Во всех преступлениях ему недоставало лишь одного: возможности самому присутствовать при кончине жертв. О, как хотелось Бате самому понаблюдать за их последними минутами! Смертельный ужас во взгляде — и вот этот взгляд останавливается. Финальная судорога. Агония. Возможно — бессильная попытка что-то произнести напоследок.

Все умирают по-разному. Он собрал бы коллекцию непохожих смертей.

Однако приходилось довольствоваться игрой собственного воображения. Правда, воображения богатого.

Наяву, воочию, он наблюдал уход человека в иные миры лишь один-единственный раз: когда случился сердечный приступ у его отца.

Юрию никогда не забыть, как тот начал неожиданно отваливаться на спинку кресла, а побелевшая рука шарила по груди, слева, точно силилась отыскать исчезнувшее сердце.

Сын стоял рядом с таблеткой валидола, но не торопился сунуть ее в синеющие губы. Он наблюдал эту сцену внимательно, стараясь запомнить все нюансы, как будто предвидел, что это может ему в будущем пригодиться.

И пригодилось. Именно такой приступ он мастерски изобразил в кабинете следователя, услыхав сообщение об убийстве Екатерины Семеновой.
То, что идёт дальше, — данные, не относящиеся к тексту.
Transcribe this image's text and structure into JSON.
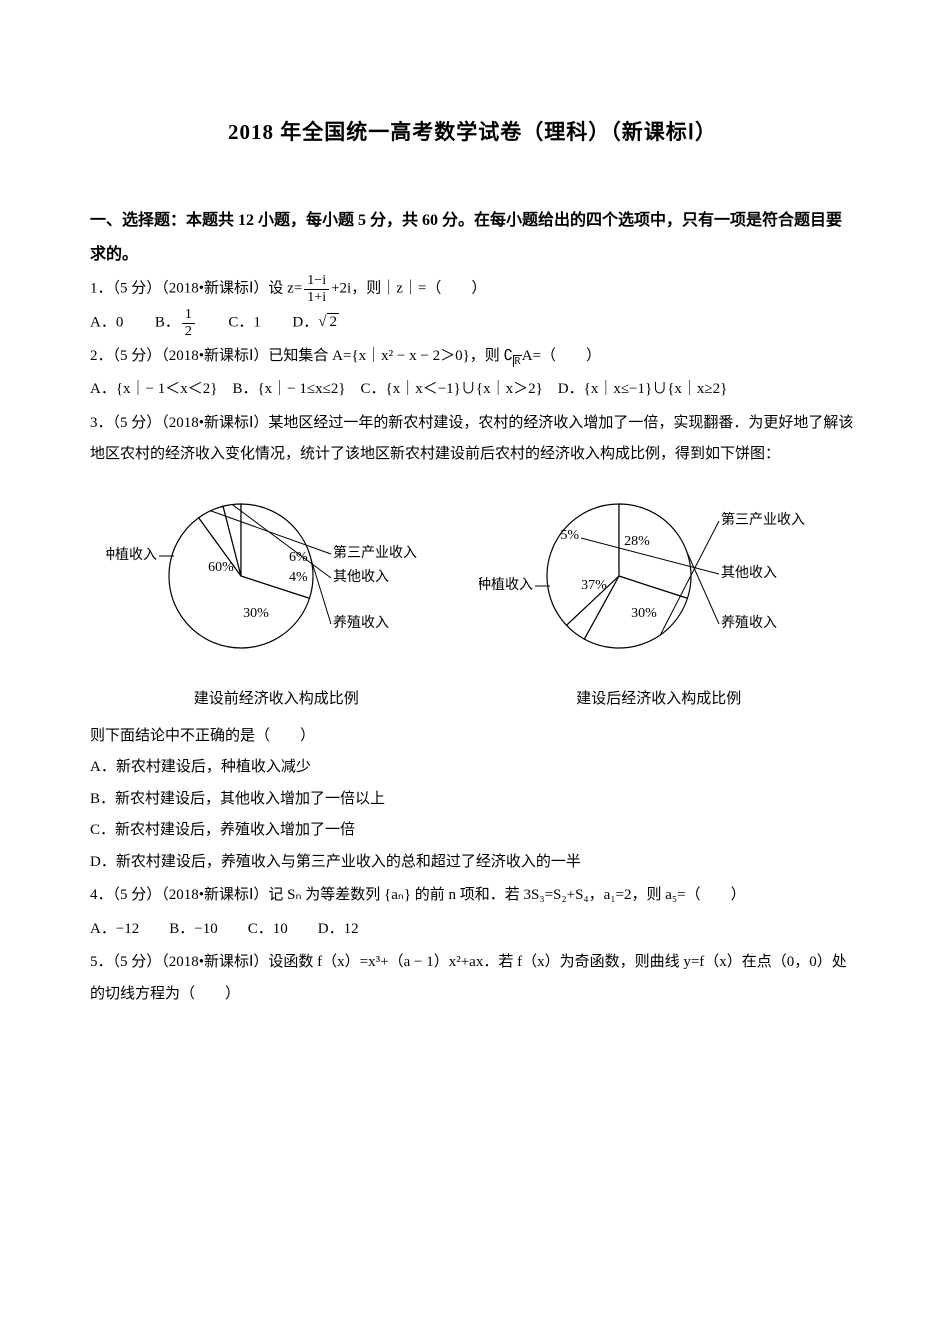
{
  "title": "2018 年全国统一高考数学试卷（理科）（新课标Ⅰ）",
  "section1": "一、选择题：本题共 12 小题，每小题 5 分，共 60 分。在每小题给出的四个选项中，只有一项是符合题目要求的。",
  "q1": {
    "prefix": "1．（5 分）（2018•新课标Ⅰ）设 z=",
    "frac_num": "1−i",
    "frac_den": "1+i",
    "suffix": "+2i，则｜z｜=（　　）",
    "optA_label": "A．",
    "optA_val": "0",
    "optB_label": "B．",
    "optB_frac_num": "1",
    "optB_frac_den": "2",
    "optC_label": "C．",
    "optC_val": "1",
    "optD_label": "D．",
    "optD_sqrt": "2"
  },
  "q2": {
    "line": "2．（5 分）（2018•新课标Ⅰ）已知集合 A={x｜x² − x − 2＞0}，则 ",
    "compl": "R",
    "line_end": "A=（　　）",
    "opts": "A．{x｜− 1＜x＜2}　B．{x｜− 1≤x≤2}　C．{x｜x＜−1}∪{x｜x＞2}　D．{x｜x≤−1}∪{x｜x≥2}"
  },
  "q3": {
    "line1": "3．（5 分）（2018•新课标Ⅰ）某地区经过一年的新农村建设，农村的经济收入增加了一倍，实现翻番．为更好地了解该地区农村的经济收入变化情况，统计了该地区新农村建设前后农村的经济收入构成比例，得到如下饼图：",
    "chart1_caption": "建设前经济收入构成比例",
    "chart2_caption": "建设后经济收入构成比例",
    "stem2": "则下面结论中不正确的是（　　）",
    "optA": "A．新农村建设后，种植收入减少",
    "optB": "B．新农村建设后，其他收入增加了一倍以上",
    "optC": "C．新农村建设后，养殖收入增加了一倍",
    "optD": "D．新农村建设后，养殖收入与第三产业收入的总和超过了经济收入的一半"
  },
  "chart1": {
    "label_plant": "种植收入",
    "label_third": "第三产业收入",
    "label_other": "其他收入",
    "label_breed": "养殖收入",
    "pct_plant": "60%",
    "pct_third": "6%",
    "pct_other": "4%",
    "pct_breed": "30%",
    "slices": [
      {
        "start": 108,
        "end": 324,
        "value": 60
      },
      {
        "start": 324,
        "end": 345.6,
        "value": 6
      },
      {
        "start": 345.6,
        "end": 360,
        "value": 4
      },
      {
        "start": 0,
        "end": 108,
        "value": 30
      }
    ],
    "radius": 72,
    "fill": "#ffffff",
    "stroke": "#000000"
  },
  "chart2": {
    "label_plant": "种植收入",
    "label_third": "第三产业收入",
    "label_other": "其他收入",
    "label_breed": "养殖收入",
    "pct_plant": "37%",
    "pct_third": "28%",
    "pct_other": "5%",
    "pct_breed": "30%",
    "slices": [
      {
        "start": 226.8,
        "end": 360,
        "value": 37
      },
      {
        "start": 108,
        "end": 208.8,
        "value": 28
      },
      {
        "start": 208.8,
        "end": 226.8,
        "value": 5
      },
      {
        "start": 0,
        "end": 108,
        "value": 30
      }
    ],
    "radius": 72,
    "fill": "#ffffff",
    "stroke": "#000000"
  },
  "q4": {
    "line": "4．（5 分）（2018•新课标Ⅰ）记 Sₙ 为等差数列 {aₙ} 的前 n 项和．若 3S₃=S₂+S₄，a₁=2，则 a₅=（　　）",
    "opts": "A．−12　　B．−10　　C．10　　D．12"
  },
  "q5": {
    "line": "5．（5 分）（2018•新课标Ⅰ）设函数 f（x）=x³+（a − 1）x²+ax．若 f（x）为奇函数，则曲线 y=f（x）在点（0，0）处的切线方程为（　　）"
  }
}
Не пришлось разыграть лишь финального, самого любопытного момента, хотя Юрий запомнил и его: отец вдруг рванулся вперед, к нему, будто хотел зубами схватить лекарство, зажатое у сына между пальцев, а затем сложился пополам, точно тряпичная кукла. Уронил голову на собственные колени. И все.

Покоится теперь мирно на Кунцевском кладбище.

А сын превратился в джина…

Желтоватое мерцание ночника стало почти незаметным, оно растворилось в утреннем свете.

Ночь кончилась, а с нею ушли и страхи. Теперь можно было спокойно вздремнуть. Отключиться.

* * *

Если Варламова мучили кошмары, то у Сергея, напротив, в душе воцарилась какая-то новая гармония. Всю неблизкую дорогу в метро, от «Новых Черемушек» до станции «Перово», он напевал — то про себя, а то и вслух: «Выбери меня, выбери меня, птица счастья завтрашнего дня». Навязчивый мотивчик, но избавляться от него вовсе не хотелось.